I complained last week about how the episide painted a very unrealistic picture of the adoptive parent and birthmom matching process (usually adoptive parents don't get picked that easily and in that kind of setting and birthmom's just don't let themselves in to the adoptive parents house and sit on their counters while eating Toaster Strudel's out of the freezer). Last night's episode made me feel a little bit better because it showed a very realistic scenario. I know it's just a television show but I felt connected with it. I could tell right away from the look Chloe, the birthmom, was giving Brooke when she asked her to leave the room until after the birth that she was going to choose to parent. Heck, I could even tell before then. While it's just a show on television with actors who are payed serious money to play these characters with these made up lives, I could feel the pain of spending time with the birthmom, getting to know the birthmom and even loving the birthmom...and being led to believe that you are going to be the parent of their little baby girl...for them to just suddenly decide to parent. While I believe that some of the birthmoms truly don't know until the second they hold their sweet baby that they want to parent, I do believe some of them know they are going to parent the whole time and are just afraid to admit it (I promise this is not a post bashing birthmoms...I really respect birthmoms and their decisions to choose for their baby to have a better life than they could give them. I also respect if they decide that they want to parent). Seeing Brooke and Julianne just standing there realizing what was happening right before their eyes and hearts - that they were not going to be parents at that very instant as they were led to believe - really pinched my heart. That pain is still fresh for me and will be until the Lord leades us to our baby.

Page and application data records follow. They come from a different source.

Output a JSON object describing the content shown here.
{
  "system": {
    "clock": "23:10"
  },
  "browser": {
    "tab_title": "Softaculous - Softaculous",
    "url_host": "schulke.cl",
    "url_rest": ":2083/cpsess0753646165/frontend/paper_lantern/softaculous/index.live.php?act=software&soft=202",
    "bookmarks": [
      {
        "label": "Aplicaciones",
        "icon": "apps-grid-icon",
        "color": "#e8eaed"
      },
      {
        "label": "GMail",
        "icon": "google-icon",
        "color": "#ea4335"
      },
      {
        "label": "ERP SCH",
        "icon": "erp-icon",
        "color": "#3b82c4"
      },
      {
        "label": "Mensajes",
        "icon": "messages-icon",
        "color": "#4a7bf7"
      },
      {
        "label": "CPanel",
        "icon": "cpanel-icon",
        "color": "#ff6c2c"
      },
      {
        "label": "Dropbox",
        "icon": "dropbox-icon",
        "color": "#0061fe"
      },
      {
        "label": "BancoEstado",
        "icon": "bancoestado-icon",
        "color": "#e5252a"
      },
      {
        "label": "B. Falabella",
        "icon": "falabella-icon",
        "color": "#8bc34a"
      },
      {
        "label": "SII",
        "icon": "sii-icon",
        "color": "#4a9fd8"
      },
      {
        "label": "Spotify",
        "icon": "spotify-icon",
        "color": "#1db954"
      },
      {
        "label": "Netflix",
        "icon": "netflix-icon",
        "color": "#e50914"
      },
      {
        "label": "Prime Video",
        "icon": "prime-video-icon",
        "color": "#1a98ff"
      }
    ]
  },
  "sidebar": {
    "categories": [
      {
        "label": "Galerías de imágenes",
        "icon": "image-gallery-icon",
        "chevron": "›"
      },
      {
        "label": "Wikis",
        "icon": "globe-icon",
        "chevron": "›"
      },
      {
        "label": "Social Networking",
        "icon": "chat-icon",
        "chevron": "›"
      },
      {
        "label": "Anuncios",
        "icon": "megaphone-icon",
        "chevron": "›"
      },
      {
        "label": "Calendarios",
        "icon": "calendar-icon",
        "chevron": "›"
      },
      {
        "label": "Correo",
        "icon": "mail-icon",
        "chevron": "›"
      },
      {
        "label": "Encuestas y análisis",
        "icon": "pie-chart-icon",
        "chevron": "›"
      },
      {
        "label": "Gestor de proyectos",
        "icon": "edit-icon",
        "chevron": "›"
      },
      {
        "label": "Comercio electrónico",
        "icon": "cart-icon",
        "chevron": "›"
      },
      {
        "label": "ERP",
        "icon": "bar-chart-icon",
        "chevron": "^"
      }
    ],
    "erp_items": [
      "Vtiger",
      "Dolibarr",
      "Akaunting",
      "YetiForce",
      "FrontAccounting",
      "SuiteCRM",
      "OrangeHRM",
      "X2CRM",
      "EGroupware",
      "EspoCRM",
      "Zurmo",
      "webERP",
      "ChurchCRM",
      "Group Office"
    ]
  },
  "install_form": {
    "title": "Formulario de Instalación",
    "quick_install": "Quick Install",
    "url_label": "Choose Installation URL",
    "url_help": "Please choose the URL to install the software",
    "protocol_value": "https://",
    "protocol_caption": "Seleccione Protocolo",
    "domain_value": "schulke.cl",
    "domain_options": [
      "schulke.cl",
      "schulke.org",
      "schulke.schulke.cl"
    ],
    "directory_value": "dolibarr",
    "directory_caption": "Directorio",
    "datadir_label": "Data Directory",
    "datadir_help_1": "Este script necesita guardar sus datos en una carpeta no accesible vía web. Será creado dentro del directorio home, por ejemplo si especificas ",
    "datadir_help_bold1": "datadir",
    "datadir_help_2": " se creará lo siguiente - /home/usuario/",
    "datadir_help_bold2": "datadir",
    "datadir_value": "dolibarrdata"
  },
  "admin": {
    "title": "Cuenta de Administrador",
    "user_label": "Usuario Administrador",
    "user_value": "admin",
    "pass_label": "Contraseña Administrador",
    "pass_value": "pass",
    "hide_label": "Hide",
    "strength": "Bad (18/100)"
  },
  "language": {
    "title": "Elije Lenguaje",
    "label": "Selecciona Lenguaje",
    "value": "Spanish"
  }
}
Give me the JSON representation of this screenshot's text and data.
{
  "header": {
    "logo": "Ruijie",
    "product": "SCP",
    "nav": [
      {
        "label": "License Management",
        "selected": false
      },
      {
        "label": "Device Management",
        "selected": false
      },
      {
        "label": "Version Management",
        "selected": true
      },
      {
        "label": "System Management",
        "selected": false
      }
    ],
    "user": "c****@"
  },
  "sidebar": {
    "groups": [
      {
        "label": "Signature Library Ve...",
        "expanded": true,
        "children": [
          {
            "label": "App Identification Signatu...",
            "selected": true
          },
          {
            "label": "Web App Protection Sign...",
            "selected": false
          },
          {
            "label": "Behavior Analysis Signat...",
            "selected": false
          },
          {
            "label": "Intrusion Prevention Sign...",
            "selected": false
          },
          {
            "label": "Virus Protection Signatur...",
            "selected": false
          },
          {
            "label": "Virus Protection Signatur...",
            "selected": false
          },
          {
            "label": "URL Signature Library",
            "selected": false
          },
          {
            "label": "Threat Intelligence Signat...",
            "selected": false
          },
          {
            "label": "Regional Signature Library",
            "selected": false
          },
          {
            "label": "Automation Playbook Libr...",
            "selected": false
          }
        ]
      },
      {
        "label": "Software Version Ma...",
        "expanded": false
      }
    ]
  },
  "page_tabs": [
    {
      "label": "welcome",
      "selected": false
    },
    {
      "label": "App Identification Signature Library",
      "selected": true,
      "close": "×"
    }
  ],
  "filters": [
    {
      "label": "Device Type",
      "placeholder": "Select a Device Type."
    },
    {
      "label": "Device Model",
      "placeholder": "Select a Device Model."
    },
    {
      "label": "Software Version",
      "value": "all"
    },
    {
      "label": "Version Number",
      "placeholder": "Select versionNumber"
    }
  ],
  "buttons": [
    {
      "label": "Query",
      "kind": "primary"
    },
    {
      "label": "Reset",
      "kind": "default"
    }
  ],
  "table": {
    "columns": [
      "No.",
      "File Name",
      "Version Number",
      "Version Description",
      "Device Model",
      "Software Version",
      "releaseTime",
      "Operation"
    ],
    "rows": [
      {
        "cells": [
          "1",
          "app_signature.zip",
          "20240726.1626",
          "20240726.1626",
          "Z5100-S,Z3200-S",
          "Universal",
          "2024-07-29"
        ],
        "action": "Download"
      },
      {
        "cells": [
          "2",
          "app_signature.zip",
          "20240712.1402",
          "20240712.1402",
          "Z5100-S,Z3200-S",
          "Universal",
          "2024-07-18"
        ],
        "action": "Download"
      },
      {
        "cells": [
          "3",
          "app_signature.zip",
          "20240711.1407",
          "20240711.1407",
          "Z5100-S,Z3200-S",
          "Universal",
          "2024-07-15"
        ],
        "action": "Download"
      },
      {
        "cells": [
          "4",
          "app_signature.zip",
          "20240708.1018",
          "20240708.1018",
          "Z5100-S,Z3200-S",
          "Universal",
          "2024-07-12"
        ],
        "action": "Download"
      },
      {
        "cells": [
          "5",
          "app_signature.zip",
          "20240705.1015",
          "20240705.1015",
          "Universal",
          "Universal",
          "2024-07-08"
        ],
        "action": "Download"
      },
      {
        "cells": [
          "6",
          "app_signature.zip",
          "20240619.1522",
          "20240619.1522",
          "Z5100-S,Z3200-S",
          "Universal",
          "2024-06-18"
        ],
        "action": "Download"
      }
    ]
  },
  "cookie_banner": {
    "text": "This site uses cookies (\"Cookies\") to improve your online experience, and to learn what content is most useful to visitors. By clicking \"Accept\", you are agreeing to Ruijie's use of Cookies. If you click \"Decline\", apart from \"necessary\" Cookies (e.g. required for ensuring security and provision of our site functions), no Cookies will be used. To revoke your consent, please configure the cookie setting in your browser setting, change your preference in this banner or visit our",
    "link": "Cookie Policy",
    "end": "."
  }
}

Having a birthmom change her mind (which, I really can respect that decision. It's a life altering decision and as much as it hurts and as much as the decision is sometimes not the best decision for the baby, it's a life altering decision and I would never want anyone to live with a deep regret for the rest of their lives.) at the last minute is, in my humble opinion, losing a child. It's as real as a death of a child. I fully and truly believe that with any and every failed match, the adoptive parents grieve the death of a child when the birthfamily decide to parent. In some cases you might have weeks or months to prepare for this child and choose a name for this child and really fall in love with this unborn child. In other cases you may only have a couple of hours or days to prepare for this child but that doesn't take away the love you are already experiencing. In the case of our second failed match we spent hours at the hospital with the birthmom and I could tell right away from when we arrived at her room in the hospital that she was going to parent. Something in my gut just told me from the way she was acting and the things she was repeatedly saying. We did not get to hold the baby girl or even see her by our own choice. We received word from her social worker that she was considering not placing the baby for adoption but yet she still wanted to see us and for us to see and hold the baby...she wanted the company. I (and the social worker) felt like this would be so cruel to do to us since her mind was already made up and so we declined to visit the birthmom and the baby girl in the hospital. Anyways, all in all I thought OTH handled the episode very well. It was well written and well directed - and even well acted ("well acted" is not really a correct phrase but you get the gist). Also, one last thought on last night's episode...I couldn't help but crack up and chuckle when Brooke and Julian entered their birthmom's hospital room and immediately started asking how she was feeling and if they could get her anything to eat. They were desperate to make her feel comfortable. The reason I chuckled was not because it was hilarious but because it brought back flashbacks of when Kyle and I did the same exact thing with both birthmoms.